A la suite de Roselyne, il ne semble pas que Jésus condamne Judas quand il l’évoque dans Jean 13, 21-30. Il ne le désigne pas aux autres par son nom. Il n’est pas écarté de la table et paraît même être le premier à recevoir du Christ la bouchée de pain à l’origine de notre eucharistie. Je trouve cela émouvant. Ne faut-il pas voir la miséricorde du Christ à l’œuvre même lorsque le mal nous divise ?
A ce sujet, j’ai trouvé très éclairant le livre de Lyta Basset « Moi non plus je ne te condamne pas ».

Merci de ces remarques, et de fait le livre de Lyta Basset peut être conseillé à tous. C'est une partie de sa thèse réécrite pour être vraiment lisible; mais je rappelle parce que c'est suggestif que sa thèse s'appelait : "Le pardon originel" !

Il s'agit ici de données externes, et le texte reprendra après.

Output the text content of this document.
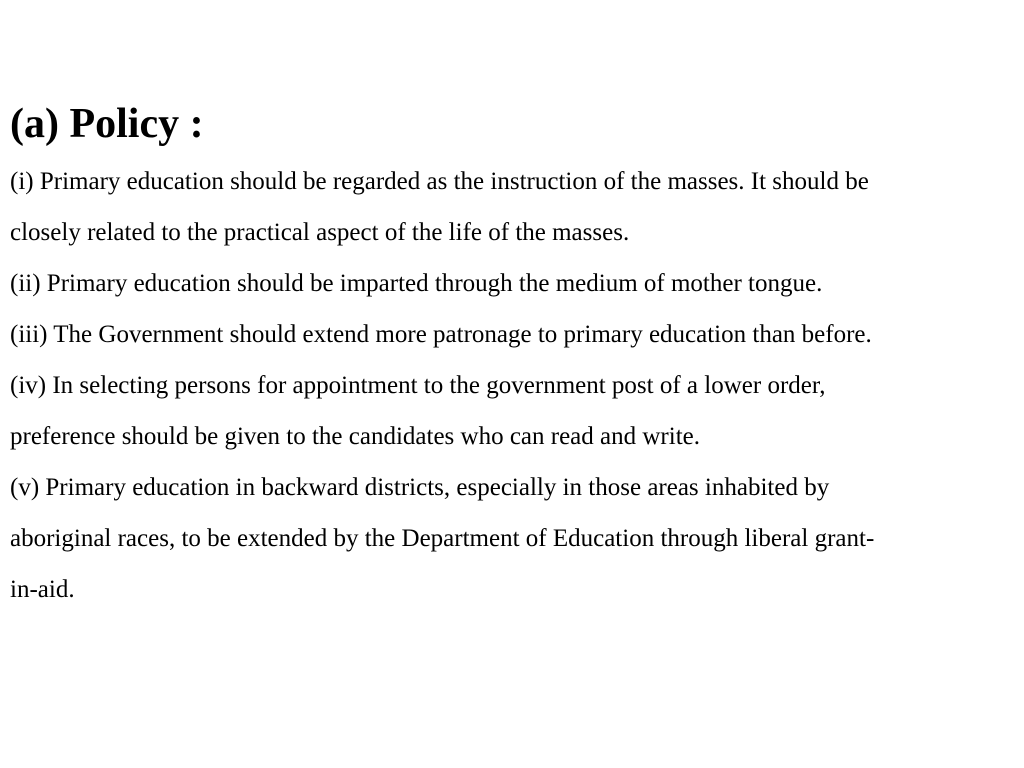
(a) Policy :
(i) Primary education should be regarded as the instruction of the masses. It should be
closely related to the practical aspect of the life of the masses.
(ii) Primary education should be imparted through the medium of mother tongue.
(iii) The Government should extend more patronage to primary education than before.
(iv) In selecting persons for appointment to the government post of a lower order,
preference should be given to the candidates who can read and write.
(v) Primary education in backward districts, especially in those areas inhabited by
aboriginal races, to be extended by the Department of Education through liberal grant-
in-aid.
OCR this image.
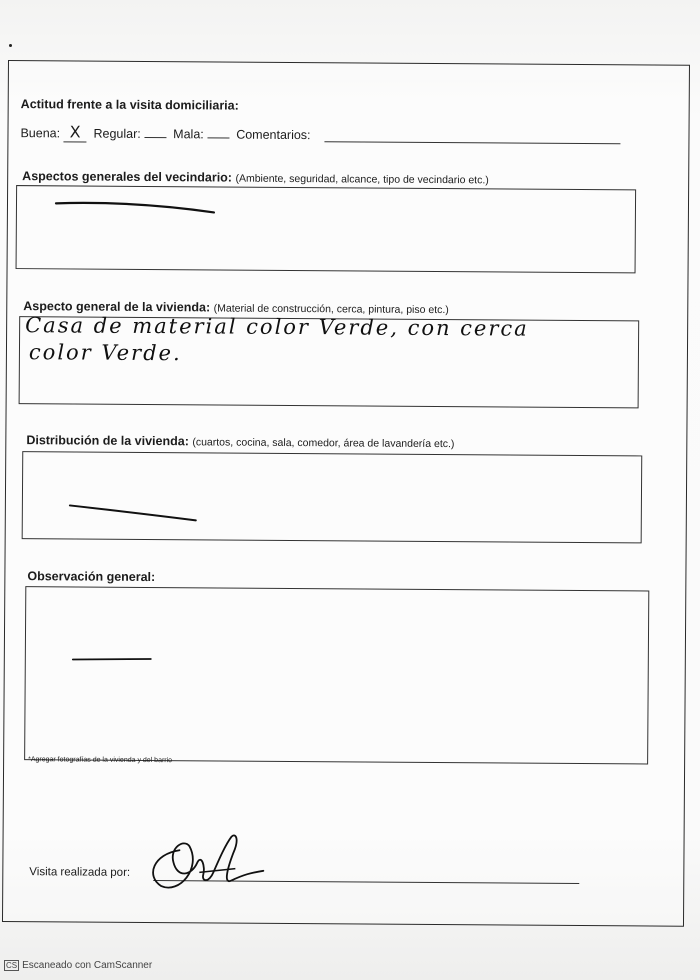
Actitud frente a la visita domiciliaria:
Buena: X Regular:	Mala:	Comentarios:
Aspectos generales del vecindario: (Ambiente, seguridad, alcance, tipo de vecindario etc.)
Aspecto general de la vivienda: (Material de construcción, cerca, pintura, piso etc.)
Casa de material color Verde, con cerca
color Verde.
Distribución de la vivienda: (cuartos, cocina, sala, comedor, área de lavandería etc.)
Observación general:
*Agregar fotografías de la vivienda y del barrio
Visita realizada por:
CS Escaneado con CamScanner
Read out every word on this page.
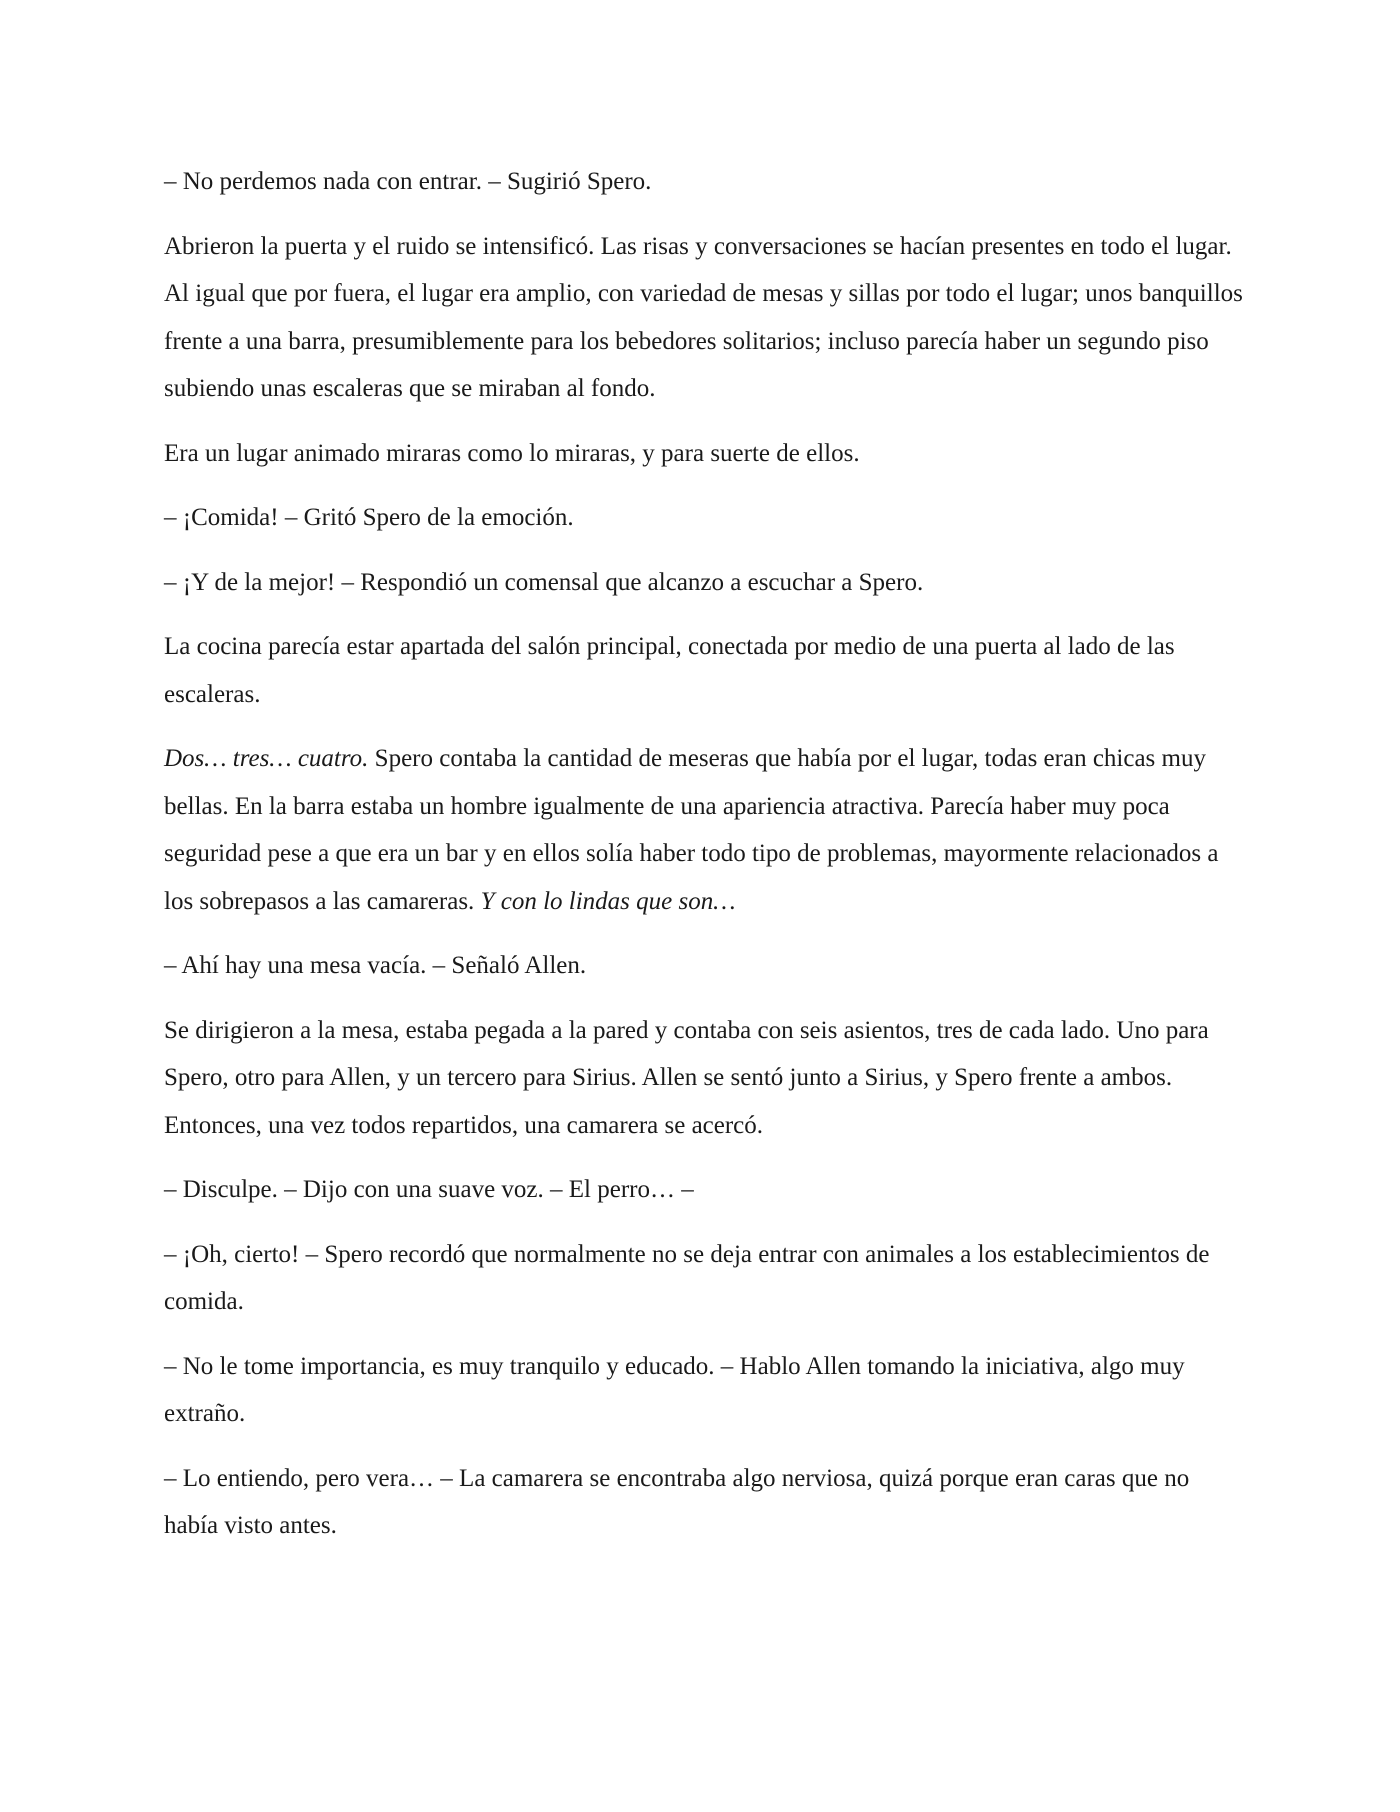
– No perdemos nada con entrar. – Sugirió Spero.

Abrieron la puerta y el ruido se intensificó. Las risas y conversaciones se hacían presentes en todo el lugar. Al igual que por fuera, el lugar era amplio, con variedad de mesas y sillas por todo el lugar; unos banquillos frente a una barra, presumiblemente para los bebedores solitarios; incluso parecía haber un segundo piso subiendo unas escaleras que se miraban al fondo.

Era un lugar animado miraras como lo miraras, y para suerte de ellos.

– ¡Comida! – Gritó Spero de la emoción.

– ¡Y de la mejor! – Respondió un comensal que alcanzo a escuchar a Spero.

La cocina parecía estar apartada del salón principal, conectada por medio de una puerta al lado de las escaleras.

Dos… tres… cuatro. Spero contaba la cantidad de meseras que había por el lugar, todas eran chicas muy bellas. En la barra estaba un hombre igualmente de una apariencia atractiva. Parecía haber muy poca seguridad pese a que era un bar y en ellos solía haber todo tipo de problemas, mayormente relacionados a los sobrepasos a las camareras. Y con lo lindas que son…

– Ahí hay una mesa vacía. – Señaló Allen.

Se dirigieron a la mesa, estaba pegada a la pared y contaba con seis asientos, tres de cada lado. Uno para Spero, otro para Allen, y un tercero para Sirius. Allen se sentó junto a Sirius, y Spero frente a ambos. Entonces, una vez todos repartidos, una camarera se acercó.

– Disculpe. – Dijo con una suave voz. – El perro… –

– ¡Oh, cierto! – Spero recordó que normalmente no se deja entrar con animales a los establecimientos de comida.

– No le tome importancia, es muy tranquilo y educado. – Hablo Allen tomando la iniciativa, algo muy extraño.

– Lo entiendo, pero vera… – La camarera se encontraba algo nerviosa, quizá porque eran caras que no había visto antes.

Ceci dit, je reste personnellement toujours prudente avec la notion de "pardon". Dieu seul pardonne et depuis toujours il passe par-dessus son propre don refusé par les humains pour les par-donner, leur donner du surplus. Une des plus belles images est celle du père de l'enfant prodigue en Luc 15, 11-31.
Quant à nous, je trouve qu'il est tellement difficile de "pardonner" dans certains cas, et encore plus d'inviter d'autres à pardonner. Car il faut d'abord qu'il y  ait eu demande de pardon. Et ensuite on peut remettre à Dieu le soin de pardonner : "Père, pardonne-leur" dit Jésus en croix (Luc 23, 34). Et, pour soi, tenter de regarder sans aucune rancoeur ni rancune, et de rendre sa dignité à l'agresseur... C'est déjà beaucoup....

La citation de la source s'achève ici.